The savings from shuttering USAID aren’t worth the global costs

I recently returned from Ethiopia, where I help to lead a program that has trained essentially all of the pulmonary physicians in that country. During my visit, I spoke at the annual scientific meeting of the Ethiopian Thoracic Society. I have attended that meeting many times; every year there is also a presentation from the leader of the USAID-supported Ethiopian national tuberculosis control program.
Just recently, in fact, USAID announced a major new initiative to control and prevent tuberculosis (including drug-resistant tuberculosis) in Ethiopia, which is classified by the World Health Organization as a high-burden country for tuberculosis.
This year, there was no representative from USAID at the meeting to discuss the tuberculosis situation in Ethiopia or plans to combat the disease. My colleagues in Ethiopia who had organized the meeting told me that their emails and phone calls to their USAID colleagues had gone unanswered.
This of course occurred in the wake of the recent decision in Washington to shutter the agency. Despite assurances that support of vital programs in areas such as AIDS, malaria and tuberculosis would continue, this does not appear to be the case.
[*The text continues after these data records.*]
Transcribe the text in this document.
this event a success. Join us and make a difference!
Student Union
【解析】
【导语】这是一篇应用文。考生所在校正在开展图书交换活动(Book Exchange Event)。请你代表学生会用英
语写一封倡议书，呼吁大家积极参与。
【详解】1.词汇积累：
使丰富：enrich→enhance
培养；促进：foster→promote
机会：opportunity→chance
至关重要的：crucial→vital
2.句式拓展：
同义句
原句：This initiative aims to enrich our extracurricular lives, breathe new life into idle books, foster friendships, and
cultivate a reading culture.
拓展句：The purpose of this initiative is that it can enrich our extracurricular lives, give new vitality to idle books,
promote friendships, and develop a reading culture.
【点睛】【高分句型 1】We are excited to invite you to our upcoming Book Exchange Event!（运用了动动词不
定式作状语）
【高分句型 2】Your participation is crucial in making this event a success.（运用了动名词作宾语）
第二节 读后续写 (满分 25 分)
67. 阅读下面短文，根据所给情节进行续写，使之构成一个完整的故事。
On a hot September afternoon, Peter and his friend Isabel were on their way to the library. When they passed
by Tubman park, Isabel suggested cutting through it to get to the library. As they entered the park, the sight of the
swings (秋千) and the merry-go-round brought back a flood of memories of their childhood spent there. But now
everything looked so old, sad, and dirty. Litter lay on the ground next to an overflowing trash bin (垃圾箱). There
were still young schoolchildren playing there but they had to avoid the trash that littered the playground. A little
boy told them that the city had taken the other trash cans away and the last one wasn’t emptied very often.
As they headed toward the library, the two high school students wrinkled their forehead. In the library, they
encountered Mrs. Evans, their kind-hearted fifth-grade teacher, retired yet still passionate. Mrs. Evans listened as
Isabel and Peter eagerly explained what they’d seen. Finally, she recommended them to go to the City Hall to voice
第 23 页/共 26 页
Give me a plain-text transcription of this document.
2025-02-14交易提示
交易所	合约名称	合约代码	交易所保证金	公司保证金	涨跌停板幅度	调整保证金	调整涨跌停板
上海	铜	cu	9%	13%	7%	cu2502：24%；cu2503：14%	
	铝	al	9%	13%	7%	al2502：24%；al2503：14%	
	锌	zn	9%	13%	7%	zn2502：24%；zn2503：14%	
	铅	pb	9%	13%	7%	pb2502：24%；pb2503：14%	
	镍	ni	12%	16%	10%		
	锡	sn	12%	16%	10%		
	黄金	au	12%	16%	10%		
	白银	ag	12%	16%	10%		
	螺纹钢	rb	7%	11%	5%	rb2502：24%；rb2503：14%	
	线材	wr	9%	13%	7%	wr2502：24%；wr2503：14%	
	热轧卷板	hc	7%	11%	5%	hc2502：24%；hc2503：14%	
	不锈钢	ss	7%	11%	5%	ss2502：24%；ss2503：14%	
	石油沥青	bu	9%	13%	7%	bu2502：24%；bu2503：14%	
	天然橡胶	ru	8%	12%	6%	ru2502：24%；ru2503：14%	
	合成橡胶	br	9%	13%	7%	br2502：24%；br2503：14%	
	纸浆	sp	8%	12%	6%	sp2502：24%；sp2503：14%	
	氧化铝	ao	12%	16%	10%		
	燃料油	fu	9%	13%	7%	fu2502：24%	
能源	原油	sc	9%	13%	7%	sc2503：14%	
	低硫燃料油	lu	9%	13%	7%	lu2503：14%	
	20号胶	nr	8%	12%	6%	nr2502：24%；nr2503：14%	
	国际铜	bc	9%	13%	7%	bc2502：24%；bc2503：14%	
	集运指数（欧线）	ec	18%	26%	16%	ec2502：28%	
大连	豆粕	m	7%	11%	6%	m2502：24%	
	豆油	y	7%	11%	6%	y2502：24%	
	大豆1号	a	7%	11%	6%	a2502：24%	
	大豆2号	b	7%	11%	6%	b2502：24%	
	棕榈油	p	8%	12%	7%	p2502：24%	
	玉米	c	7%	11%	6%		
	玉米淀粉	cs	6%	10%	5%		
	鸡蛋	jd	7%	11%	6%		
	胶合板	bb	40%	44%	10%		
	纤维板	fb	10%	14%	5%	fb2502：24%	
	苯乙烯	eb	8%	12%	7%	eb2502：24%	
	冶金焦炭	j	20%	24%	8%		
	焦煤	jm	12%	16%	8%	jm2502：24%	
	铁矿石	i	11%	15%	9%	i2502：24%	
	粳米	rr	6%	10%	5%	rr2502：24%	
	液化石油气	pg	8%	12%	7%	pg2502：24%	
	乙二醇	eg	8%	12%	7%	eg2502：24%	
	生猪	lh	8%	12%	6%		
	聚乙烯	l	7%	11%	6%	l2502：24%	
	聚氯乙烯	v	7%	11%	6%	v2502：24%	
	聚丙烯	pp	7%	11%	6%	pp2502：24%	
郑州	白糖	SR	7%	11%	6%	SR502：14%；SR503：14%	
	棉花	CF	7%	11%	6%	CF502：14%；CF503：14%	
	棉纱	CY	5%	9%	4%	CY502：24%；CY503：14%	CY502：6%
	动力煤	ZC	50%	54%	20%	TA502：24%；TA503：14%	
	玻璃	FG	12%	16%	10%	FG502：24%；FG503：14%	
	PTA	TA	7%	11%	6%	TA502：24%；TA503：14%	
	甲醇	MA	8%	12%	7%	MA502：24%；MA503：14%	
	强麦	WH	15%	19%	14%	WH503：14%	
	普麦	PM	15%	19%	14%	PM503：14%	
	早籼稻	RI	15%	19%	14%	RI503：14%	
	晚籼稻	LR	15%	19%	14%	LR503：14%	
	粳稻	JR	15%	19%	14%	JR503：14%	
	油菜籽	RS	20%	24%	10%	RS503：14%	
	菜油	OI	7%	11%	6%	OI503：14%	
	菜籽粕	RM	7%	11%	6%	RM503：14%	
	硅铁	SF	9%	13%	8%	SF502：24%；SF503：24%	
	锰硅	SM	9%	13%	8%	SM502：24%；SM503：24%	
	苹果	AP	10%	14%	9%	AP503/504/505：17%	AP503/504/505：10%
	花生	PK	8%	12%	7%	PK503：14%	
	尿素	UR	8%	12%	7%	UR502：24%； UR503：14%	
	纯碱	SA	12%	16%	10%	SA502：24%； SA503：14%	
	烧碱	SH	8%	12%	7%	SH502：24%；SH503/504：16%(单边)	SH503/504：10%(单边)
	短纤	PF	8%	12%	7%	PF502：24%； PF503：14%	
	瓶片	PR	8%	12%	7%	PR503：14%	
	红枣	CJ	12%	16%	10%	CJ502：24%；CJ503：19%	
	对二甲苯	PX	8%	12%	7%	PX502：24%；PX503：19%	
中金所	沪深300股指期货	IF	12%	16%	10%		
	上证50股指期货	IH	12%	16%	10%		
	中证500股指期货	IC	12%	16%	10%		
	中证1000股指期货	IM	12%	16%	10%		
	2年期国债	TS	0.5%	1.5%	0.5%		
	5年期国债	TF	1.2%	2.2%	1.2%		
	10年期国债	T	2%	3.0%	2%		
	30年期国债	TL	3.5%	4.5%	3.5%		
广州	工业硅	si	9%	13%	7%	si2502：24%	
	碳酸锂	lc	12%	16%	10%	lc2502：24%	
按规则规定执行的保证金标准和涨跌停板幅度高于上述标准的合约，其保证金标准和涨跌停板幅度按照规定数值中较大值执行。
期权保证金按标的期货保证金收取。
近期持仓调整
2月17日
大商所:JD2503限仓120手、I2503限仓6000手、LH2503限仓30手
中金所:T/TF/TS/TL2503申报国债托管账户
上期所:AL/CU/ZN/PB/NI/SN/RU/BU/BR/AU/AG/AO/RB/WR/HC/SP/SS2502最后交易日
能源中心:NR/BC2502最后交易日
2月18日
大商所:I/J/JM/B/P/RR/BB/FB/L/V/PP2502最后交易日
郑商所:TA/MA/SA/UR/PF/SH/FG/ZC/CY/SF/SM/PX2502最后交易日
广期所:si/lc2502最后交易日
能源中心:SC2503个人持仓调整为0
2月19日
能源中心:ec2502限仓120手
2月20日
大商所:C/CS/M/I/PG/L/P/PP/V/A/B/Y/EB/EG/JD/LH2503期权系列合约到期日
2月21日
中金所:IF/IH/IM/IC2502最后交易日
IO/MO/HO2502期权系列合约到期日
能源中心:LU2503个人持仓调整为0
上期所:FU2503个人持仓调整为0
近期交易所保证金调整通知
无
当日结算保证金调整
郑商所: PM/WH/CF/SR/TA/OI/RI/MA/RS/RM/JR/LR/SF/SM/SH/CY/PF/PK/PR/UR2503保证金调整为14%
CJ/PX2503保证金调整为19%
Ethiopia is a very poor country and the largest recipient of USAID funds in sub-Saharan Africa, at roughly $1 billion annually, a mere 0.015 percent of the annual U.S. budget. A great deal of that money goes to food aid, but significant funds support efforts in disease control and public health. The consequences of withdrawing support for activities such as the national tuberculosis program could be devastating.
In recent years Ethiopia, with USAID support, has made significant strides in adopting modern tuberculosis diagnostics and in providing new and more effective regimens to patients with drug-resistant tuberculosis. What will happen without continued support of that program? Patients will go longer before their tuberculosis is diagnosed. Their lungs will be more extensively damaged, so that even after cure of their tuberculosis they will be left with life-long pulmonary impairment. Potentially most worrisome of all, rates of drug-resistant tuberculosis will likely rise.
Several years ago, I worked on a project to try to understand the epidemiology of drug-resistant tuberculosis in Kazakhstan, a country with an astoundingly high rate of that particular form of the disease. In fact, the highest rates of drug-resistant tuberculosis are today mostly found in Russia and the countries of the former Soviet Union.
I had a conversation with the physician who was then head of the national tuberculosis control program in Kazakhstan, and I asked him what the genesis of the problem was. He explained to me that at the time the Soviet Union collapsed, there was no money available for the public health authorities to purchase enough antibiotics to allow effective treatment of tuberculosis patients who had fallen ill and to sustain a functioning national tuberculosis program. Prescribing and administration of drugs became erratic and incomplete, which is a recipe for generating drug-resistance.
This was all true. Thousands of patients died from drug-resistant forms of tuberculosis, a disease that is usually quite curable. Thirty-five years later, the problem is still severe in those countries. Although better and more effective drugs and regimens are now available to treat drug-resistant tuberculosis, those drugs are more expensive than older drugs, and they require careful administration and monitoring.
Withdrawal of USAID support will severely threaten tuberculosis control efforts in Ethiopia and in many other countries around the world. Tuberculosis remains largely a disease of countries with limited resources, and aid from the U.S. has been critical making progress in many of those countries. Funds from USAID support the introduction of advanced diagnostic techniques and the purchase of adequate quantities of the safest, most effective drugs to treat all forms of the disease. And of course, as with all infectious diseases, the microorganisms that cause tuberculosis don’t know anything about national boundaries.
Tuberculosis is an ancient disease that over centuries has claimed the lives of millions of people. The modern era of treatment began only in the middle of the 20th century, and now we are able to cure the vast, vast majority of patients with drugs that should be available to everyone, everywhere. Hermann Biggs, a pioneering physician in public health in New York in the early part of the 20th century, famously said, “Public health is purchasable. Within natural limitations a community can determine its own death-rate.”
Withdrawing support for the diagnosis and treatment of malaria, HIV infection and tuberculosis will have predictable consequences. The amount of money that is saved by closing USAID will likely have very little impact in the U.S., but in the countries where that money was to have been spent, the consequences will be enormous and deadly.
Neil Schluger, M.D., Dean School of Medicine, New York Medical College.